“I cannot do that.”

“Then go for him yourself,” snapped Barlasch impatiently.

He looked at her fiercely beneath his shaggy eyebrows.

“It is no use to be afraid,” he said; “you are afraid—I see it in your face. And it is never any use. Before they hammered on that door there, my legs shook. For I am easily afraid—I. But it is never any use. And when one opens the door, it goes.”
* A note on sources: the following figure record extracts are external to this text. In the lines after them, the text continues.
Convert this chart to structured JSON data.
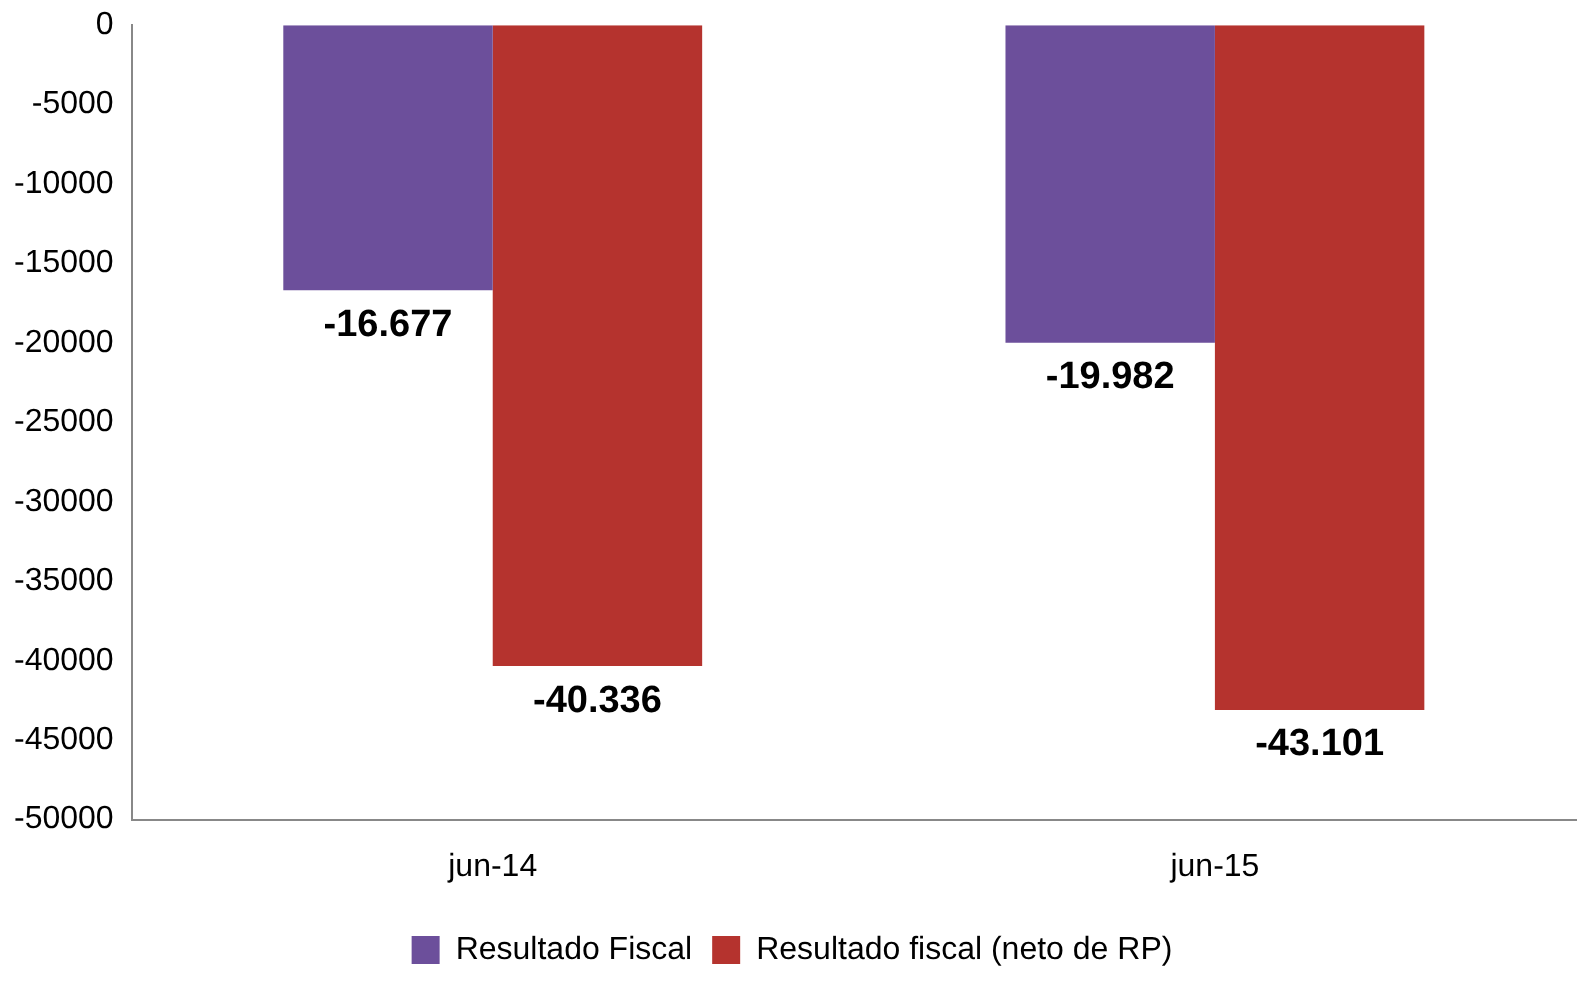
{
  "chart_data": {
    "type": "bar",
    "categories": [
      "jun-14",
      "jun-15"
    ],
    "series": [
      {
        "name": "Resultado Fiscal",
        "color": "#6c4f9b",
        "values": [
          -16677,
          -19982
        ],
        "value_labels": [
          "-16.677",
          "-19.982"
        ]
      },
      {
        "name": "Resultado fiscal (neto de RP)",
        "color": "#b5332e",
        "values": [
          -40336,
          -43101
        ],
        "value_labels": [
          "-40.336",
          "-43.101"
        ]
      }
    ],
    "ylim": [
      -50000,
      0
    ],
    "yticks": [
      0,
      -5000,
      -10000,
      -15000,
      -20000,
      -25000,
      -30000,
      -35000,
      -40000,
      -45000,
      -50000
    ],
    "grid": false,
    "legend": "bottom"
  }
}
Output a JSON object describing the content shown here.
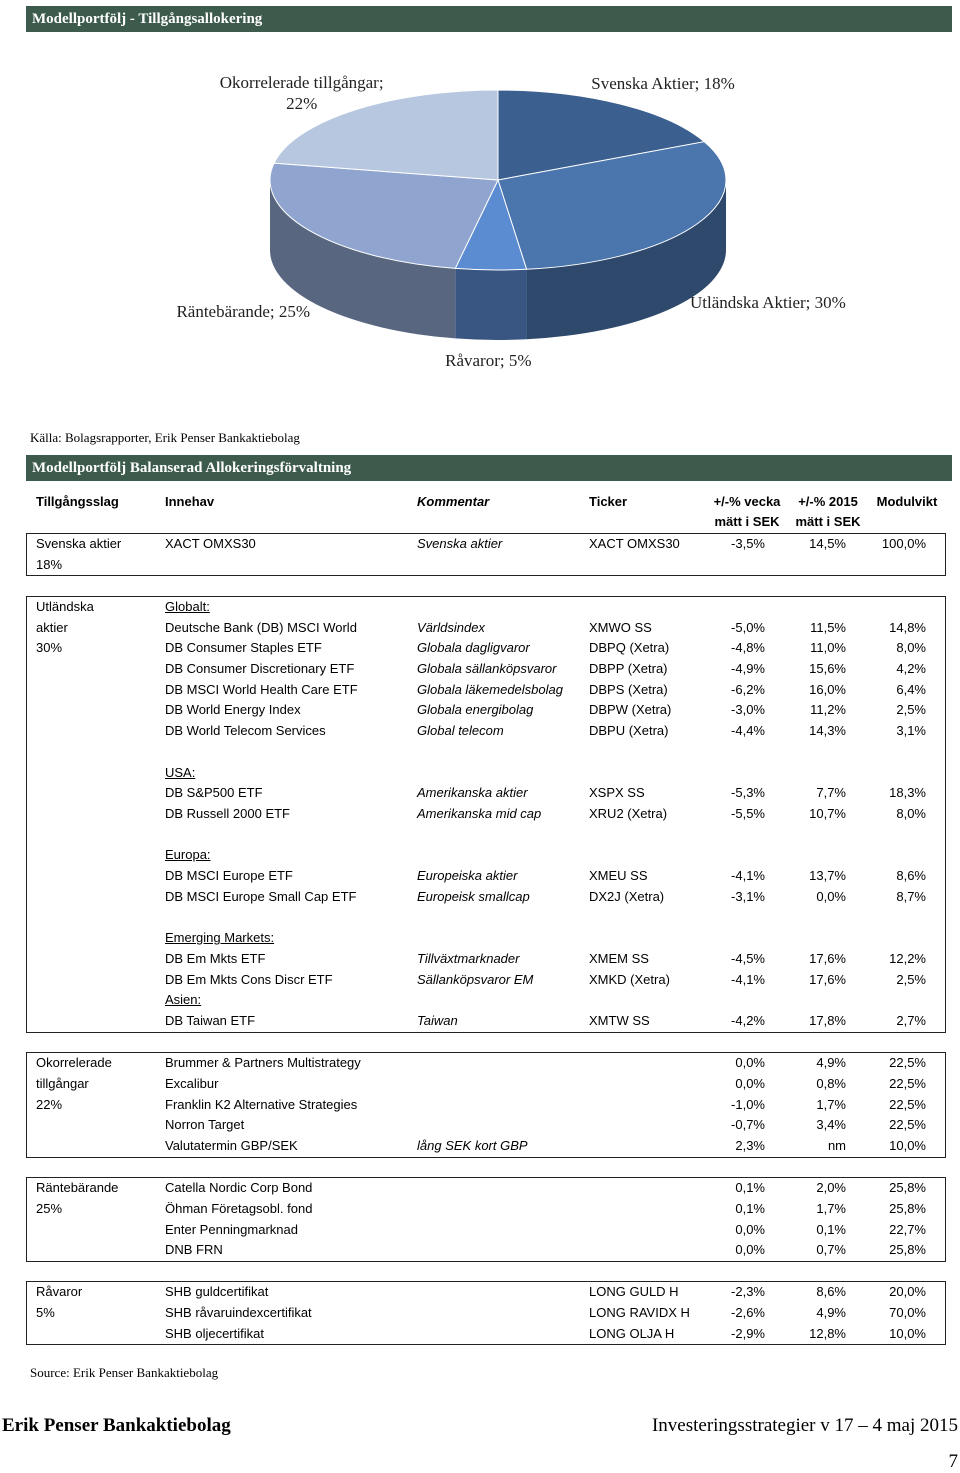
{
  "title": "Modellportfölj - Tillgångsallokering",
  "chart_data": {
    "type": "pie",
    "values": [
      18,
      30,
      5,
      25,
      22
    ],
    "value_labels": [
      "Svenska Aktier; 18%",
      "Utländska Aktier; 30%",
      "Råvaror; 5%",
      "Räntebärande; 25%",
      "Okorrelerade tillgångar; 22%"
    ],
    "colors": [
      "#3b5f8f",
      "#4a75ad",
      "#5b8bd0",
      "#8fa5cf",
      "#b8c7e0"
    ]
  },
  "chart_source": "Källa: Bolagsrapporter, Erik Penser Bankaktiebolag",
  "table_title": "Modellportfölj Balanserad Allokeringsförvaltning",
  "table": {
    "header": [
      "Tillgångsslag",
      "Innehav",
      "Kommentar",
      "Ticker",
      [
        "+/-% vecka",
        "mätt i SEK"
      ],
      [
        "+/-% 2015",
        "mätt i SEK"
      ],
      "Modulvikt"
    ],
    "groups": [
      {
        "rows": [
          [
            "Svenska aktier",
            "XACT OMXS30",
            "Svenska aktier",
            "XACT OMXS30",
            "-3,5%",
            "14,5%",
            "100,0%"
          ],
          [
            "18%",
            null,
            null,
            null,
            null,
            null,
            null
          ]
        ]
      },
      {
        "rows": [
          [
            "Utländska",
            "Globalt:",
            null,
            null,
            null,
            null,
            null
          ],
          [
            "aktier",
            "Deutsche Bank (DB) MSCI World",
            "Världsindex",
            "XMWO SS",
            "-5,0%",
            "11,5%",
            "14,8%"
          ],
          [
            "30%",
            "DB Consumer Staples ETF",
            "Globala dagligvaror",
            "DBPQ (Xetra)",
            "-4,8%",
            "11,0%",
            "8,0%"
          ],
          [
            null,
            "DB Consumer Discretionary ETF",
            "Globala sällanköpsvaror",
            "DBPP (Xetra)",
            "-4,9%",
            "15,6%",
            "4,2%"
          ],
          [
            null,
            "DB MSCI World Health Care ETF",
            "Globala läkemedelsbolag",
            "DBPS (Xetra)",
            "-6,2%",
            "16,0%",
            "6,4%"
          ],
          [
            null,
            "DB World Energy Index",
            "Globala energibolag",
            "DBPW (Xetra)",
            "-3,0%",
            "11,2%",
            "2,5%"
          ],
          [
            null,
            "DB World Telecom Services",
            "Global telecom",
            "DBPU (Xetra)",
            "-4,4%",
            "14,3%",
            "3,1%"
          ],
          null,
          [
            null,
            "USA:",
            null,
            null,
            null,
            null,
            null
          ],
          [
            null,
            "DB S&P500 ETF",
            "Amerikanska aktier",
            "XSPX SS",
            "-5,3%",
            "7,7%",
            "18,3%"
          ],
          [
            null,
            "DB Russell 2000 ETF",
            "Amerikanska mid cap",
            "XRU2 (Xetra)",
            "-5,5%",
            "10,7%",
            "8,0%"
          ],
          null,
          [
            null,
            "Europa:",
            null,
            null,
            null,
            null,
            null
          ],
          [
            null,
            "DB MSCI Europe ETF",
            "Europeiska aktier",
            "XMEU SS",
            "-4,1%",
            "13,7%",
            "8,6%"
          ],
          [
            null,
            "DB MSCI Europe Small Cap ETF",
            "Europeisk smallcap",
            "DX2J (Xetra)",
            "-3,1%",
            "0,0%",
            "8,7%"
          ],
          null,
          [
            null,
            "Emerging Markets:",
            null,
            null,
            null,
            null,
            null
          ],
          [
            null,
            "DB Em Mkts ETF",
            "Tillväxtmarknader",
            "XMEM SS",
            "-4,5%",
            "17,6%",
            "12,2%"
          ],
          [
            null,
            "DB Em Mkts Cons Discr ETF",
            "Sällanköpsvaror EM",
            "XMKD (Xetra)",
            "-4,1%",
            "17,6%",
            "2,5%"
          ],
          [
            null,
            "Asien:",
            null,
            null,
            null,
            null,
            null
          ],
          [
            null,
            "DB Taiwan ETF",
            "Taiwan",
            "XMTW SS",
            "-4,2%",
            "17,8%",
            "2,7%"
          ]
        ]
      },
      {
        "rows": [
          [
            "Okorrelerade",
            "Brummer & Partners Multistrategy",
            null,
            null,
            "0,0%",
            "4,9%",
            "22,5%"
          ],
          [
            "tillgångar",
            "Excalibur",
            null,
            null,
            "0,0%",
            "0,8%",
            "22,5%"
          ],
          [
            "22%",
            "Franklin K2 Alternative Strategies",
            null,
            null,
            "-1,0%",
            "1,7%",
            "22,5%"
          ],
          [
            null,
            "Norron Target",
            null,
            null,
            "-0,7%",
            "3,4%",
            "22,5%"
          ],
          [
            null,
            "Valutatermin GBP/SEK",
            "lång SEK kort GBP",
            null,
            "2,3%",
            "nm",
            "10,0%"
          ]
        ]
      },
      {
        "rows": [
          [
            "Räntebärande",
            "Catella Nordic Corp Bond",
            null,
            null,
            "0,1%",
            "2,0%",
            "25,8%"
          ],
          [
            "25%",
            "Öhman Företagsobl. fond",
            null,
            null,
            "0,1%",
            "1,7%",
            "25,8%"
          ],
          [
            null,
            "Enter Penningmarknad",
            null,
            null,
            "0,0%",
            "0,1%",
            "22,7%"
          ],
          [
            null,
            "DNB FRN",
            null,
            null,
            "0,0%",
            "0,7%",
            "25,8%"
          ]
        ]
      },
      {
        "rows": [
          [
            "Råvaror",
            "SHB guldcertifikat",
            null,
            "LONG GULD H",
            "-2,3%",
            "8,6%",
            "20,0%"
          ],
          [
            "5%",
            "SHB råvaruindexcertifikat",
            null,
            "LONG RAVIDX H",
            "-2,6%",
            "4,9%",
            "70,0%"
          ],
          [
            null,
            "SHB oljecertifikat",
            null,
            "LONG OLJA H",
            "-2,9%",
            "12,8%",
            "10,0%"
          ]
        ]
      }
    ]
  },
  "source": "Source: Erik Penser Bankaktiebolag",
  "footer": {
    "left": "Erik Penser Bankaktiebolag",
    "right": "Investeringsstrategier v 17 – 4 maj 2015",
    "page": "7"
  }
}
He looked at her with a puzzled frown, seeking in vain, it may have been, the ordinary symptoms of fear. She was hesitating but not afraid. There ran blood in her veins which will for all time be associated by history with a gay and indomitable courage.

“Come,” he said sharply; “there is nothing else to do.”

“I will go,” said Desiree, at length, deciding suddenly to do the one thing that is left to a woman once or twice in her life—to go to the one man and trust him.

“By the back way,” said Barlasch, helping her with the cloak that Lisa had brought, and pulling the hood forward over her face with a jerk. “Ah, I know that way. The patron is hiding in the yard. An old soldier looks to the retreat—though the Emperor has saved us that, so far. Come, I will help you over the wall, for the door is rusted.”

The way, which Barlasch had perceived, led through the room at the back of the kitchen to a yard, and thence through a door not opened by the present occupiers of the old house, into a very labyrinth of narrow alleys running downward to the river and round the tall houses that stand against the cathedral walls.

The wall was taller than Barlasch, but he ran at it like a cat, and Desiree standing below could see the black outline of his limbs crouching on the top. He stooped down, and grasping her hands, lifted her by the sheer strength of one arm, balanced her for an instant on the wall, and then lowered her on the outer side.